La notizia è senza dubbio di prima qualità. Almeno per l’Italia. La Regione Toscana, con una legge appena approvata, consente anche ai singoli cittadini cacciatori di “vendere” il frutto della propria attività venatoria. Intendiamoci, la legge sulla caccia prevedeva già che per un ristretto novero di specie oggetto di caccia vi potesse essere commercio e somministrazione di piatti tipici in ristoranti e trattorie. Il cinghiale, ormai in buona parte del paese, è oggetto di uno dei piatti più popolari che gli italiani possono degustare, soprattutto nelle trattorie di campagna.
E fosse anche solo per questo, lo dobbiamo ringraziare, questo irsuto abitatore della macchia, che se si esclude la Brambilla e poche altre passionarie non gode di soverchie simpatie fra la gente, e soprattutto per la sua carne è apprezzato oltre ogni tabù ideologico, tanto da essere riuscito a far accettare l’idea della caccia anche alle componenti più ostili della nostra società. Ma aldilà del cinghiale, basta aprire un menù delle tante trattorie dei nostri distretti alpini, per capire quanto la buona tavola giochi a favore della cultura della caccia. Camoscio, cervo e capriolo, fanno da sempre bella mostra di sé fra i piatti più popolari apprezzati da escursionisti e sciatori, notoriamente intrisi per lo più di cultura “metropolitana” (e quindi non teneri nei nostri confronti).
Senza dimenticare che i tanti turisti italiani che varcano i nostri confini per avventurarsi nella felice Mitteleuropea, senza distinzione fra est e ovest, smettono di pensare alla caccia come a un’attività barbara, cruenta, disdicevole per l’odierno Homo tecnologicus, conquistati dai nobili sapori della carne di cervo o di camoscio, ingentilita dalle straordinarie salsette di ribes o di lamponi o di mirtilli.
La domanda che nasce spontanea, tanto per richiamarsi a una nota trasmissione televisiva che guarda caso tratta della salute dei cittadini, è: perché questa scelta toscana, che a primo avviso apparirebbe impopolare, è stata immaginata e messa in pratica dagli amministratori di una regione, che certi blogger anche della caccia additano come non molto amici dei cacciatori?

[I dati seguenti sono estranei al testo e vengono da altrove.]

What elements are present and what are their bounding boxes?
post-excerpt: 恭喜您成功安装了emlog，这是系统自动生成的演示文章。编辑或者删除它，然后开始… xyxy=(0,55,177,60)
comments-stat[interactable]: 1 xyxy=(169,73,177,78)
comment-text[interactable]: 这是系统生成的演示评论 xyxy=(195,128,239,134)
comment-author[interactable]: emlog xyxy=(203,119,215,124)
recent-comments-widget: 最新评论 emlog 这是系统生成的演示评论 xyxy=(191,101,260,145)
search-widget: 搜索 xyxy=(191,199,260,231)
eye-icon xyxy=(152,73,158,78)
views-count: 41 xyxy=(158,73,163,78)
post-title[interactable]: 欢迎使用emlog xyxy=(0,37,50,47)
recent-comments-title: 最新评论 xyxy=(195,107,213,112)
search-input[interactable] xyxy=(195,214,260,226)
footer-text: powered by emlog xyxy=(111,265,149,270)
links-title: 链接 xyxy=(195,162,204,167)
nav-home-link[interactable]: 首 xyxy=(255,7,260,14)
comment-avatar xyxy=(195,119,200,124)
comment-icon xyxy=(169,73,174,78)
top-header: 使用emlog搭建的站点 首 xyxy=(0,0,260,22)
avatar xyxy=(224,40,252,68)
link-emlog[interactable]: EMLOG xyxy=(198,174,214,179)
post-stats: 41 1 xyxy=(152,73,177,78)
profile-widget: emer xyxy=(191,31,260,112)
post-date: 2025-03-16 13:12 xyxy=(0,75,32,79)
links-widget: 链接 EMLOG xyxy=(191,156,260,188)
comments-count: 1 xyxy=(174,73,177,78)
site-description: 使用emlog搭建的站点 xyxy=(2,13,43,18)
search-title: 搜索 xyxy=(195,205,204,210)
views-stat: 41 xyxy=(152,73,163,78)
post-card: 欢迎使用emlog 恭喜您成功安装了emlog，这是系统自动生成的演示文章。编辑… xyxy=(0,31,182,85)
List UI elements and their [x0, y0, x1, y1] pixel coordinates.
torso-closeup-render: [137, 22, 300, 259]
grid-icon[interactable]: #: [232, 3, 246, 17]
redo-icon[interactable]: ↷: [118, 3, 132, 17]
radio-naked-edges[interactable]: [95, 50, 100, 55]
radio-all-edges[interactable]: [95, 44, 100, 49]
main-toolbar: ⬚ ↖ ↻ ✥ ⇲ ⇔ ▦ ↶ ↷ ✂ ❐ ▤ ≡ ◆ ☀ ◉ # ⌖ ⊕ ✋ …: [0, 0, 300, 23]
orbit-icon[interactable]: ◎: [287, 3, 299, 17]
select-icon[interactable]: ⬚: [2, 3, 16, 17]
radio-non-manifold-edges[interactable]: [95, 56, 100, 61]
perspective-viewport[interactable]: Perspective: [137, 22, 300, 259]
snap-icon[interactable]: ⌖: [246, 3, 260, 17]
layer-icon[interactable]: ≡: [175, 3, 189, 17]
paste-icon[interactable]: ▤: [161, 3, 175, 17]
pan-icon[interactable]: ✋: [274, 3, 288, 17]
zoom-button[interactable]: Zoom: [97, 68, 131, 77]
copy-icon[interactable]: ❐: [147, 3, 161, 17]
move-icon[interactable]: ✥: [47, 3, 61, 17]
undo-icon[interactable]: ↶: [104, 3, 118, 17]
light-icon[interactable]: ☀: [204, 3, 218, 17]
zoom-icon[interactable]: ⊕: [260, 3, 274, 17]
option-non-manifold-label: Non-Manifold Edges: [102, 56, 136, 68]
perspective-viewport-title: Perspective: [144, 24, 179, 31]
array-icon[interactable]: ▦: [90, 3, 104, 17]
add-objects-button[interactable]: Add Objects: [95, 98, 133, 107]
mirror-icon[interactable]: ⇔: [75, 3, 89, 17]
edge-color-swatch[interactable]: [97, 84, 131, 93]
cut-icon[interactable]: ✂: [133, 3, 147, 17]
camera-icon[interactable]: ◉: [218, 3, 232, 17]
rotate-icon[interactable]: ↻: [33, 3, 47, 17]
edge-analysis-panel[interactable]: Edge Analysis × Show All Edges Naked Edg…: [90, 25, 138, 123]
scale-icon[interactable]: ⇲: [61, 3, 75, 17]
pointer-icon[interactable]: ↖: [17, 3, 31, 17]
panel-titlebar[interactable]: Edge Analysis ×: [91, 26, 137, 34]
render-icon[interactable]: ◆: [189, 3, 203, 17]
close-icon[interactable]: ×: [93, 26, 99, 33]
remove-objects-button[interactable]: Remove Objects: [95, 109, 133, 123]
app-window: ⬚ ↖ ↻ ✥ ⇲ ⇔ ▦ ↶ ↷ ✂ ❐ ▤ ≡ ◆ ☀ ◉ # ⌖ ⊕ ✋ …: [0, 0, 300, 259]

La risposta, a nostro avviso, si sostanzia in primo luogo col fatto che l’Italia, e la Toscana in particolare, è ricca di selvaggina. Almeno di certa selvaggina, compatibile col tipo di territorio, e di colture agricole che vi si praticano; con l’aggiunta che in certi ambienti caratterizzati da colture di pregio, i vigneti ad esempio, gli ungulati causano ingenti danni e quindi vanno tenuti sotto stretta sorveglianza. Che questa selvaggina può acquisire un ulteriore valore economico, se posta in commercio. Che il consumo diffuso di questa carne, allevata e cresciuta sul territorio nazionale, può contribuire a mantenere produttive certe aree rurali, l’Appennino ad esempio, altrimenti votate al degrado. Che il patrimonio faunistico, inteso come fonte alimentare, può contribuire al fabbisogno proteico, andando ad incidere positivamente sulla bilancia dei pagamenti, visto che la carne che si consuma in abbondanza sulle tavole degli italiani è in buona parte d’importazione. Che la caccia, nel momento che acquisisce valenza primaria anche sotto il profilo economico, attraverso un prelievo equilibrato dei surplus, contribuisce a mantenere ricca quella che oggi viene definita biodiversità, nell’interesse di tutti, ambientalisti e animalisti compresi.
In più - quando sui banchi dei nostri centri commerciali le nostre massaie potranno scegliere fra un prosciutto di maiale e uno di cinghiale, fra un cosciotto di cervo e una lombata di vitello, fra un salame di lepre e un ragù di germano, debitamente soggetti alle più rigorose norme sanitarie - tramite la “cacciagione” diventata carne comunemente presente sulla tavola delle famiglie italiane, l’idea che la caccia è un retaggio di antica barbarie non passerà più nemmeno nell’anticamera del cervello. A nessuno!
Qualcuno, anche fra i cacciatori, potrà pensare che non è giusto ridurre l’idea romantica della caccia a un più prosaico fenomeno di pratiche mercantili. Ma anche qui, un saggio uso (quel wise use, definito nella Carta del programma della Federazione dei Cacciatori Europei) di questo incommensurabile patrimonio (storico, culturale, sociale), non potrà che consentire di praticare ancora di più e ancora meglio a tutti noi, e ai nostri figli e ai nostri nipoti, questa passione per la quale ancora oggi, nell’era di internet, ci compiaciamo – incompresi visionari – di elevare suppliche a Diana.
Quindi, diamo il benvenuto anche in Italia a questa disposizione rivoluzionaria. E auguriamoci che nel futuro possa essere adottata su tutto il territorio nazionale.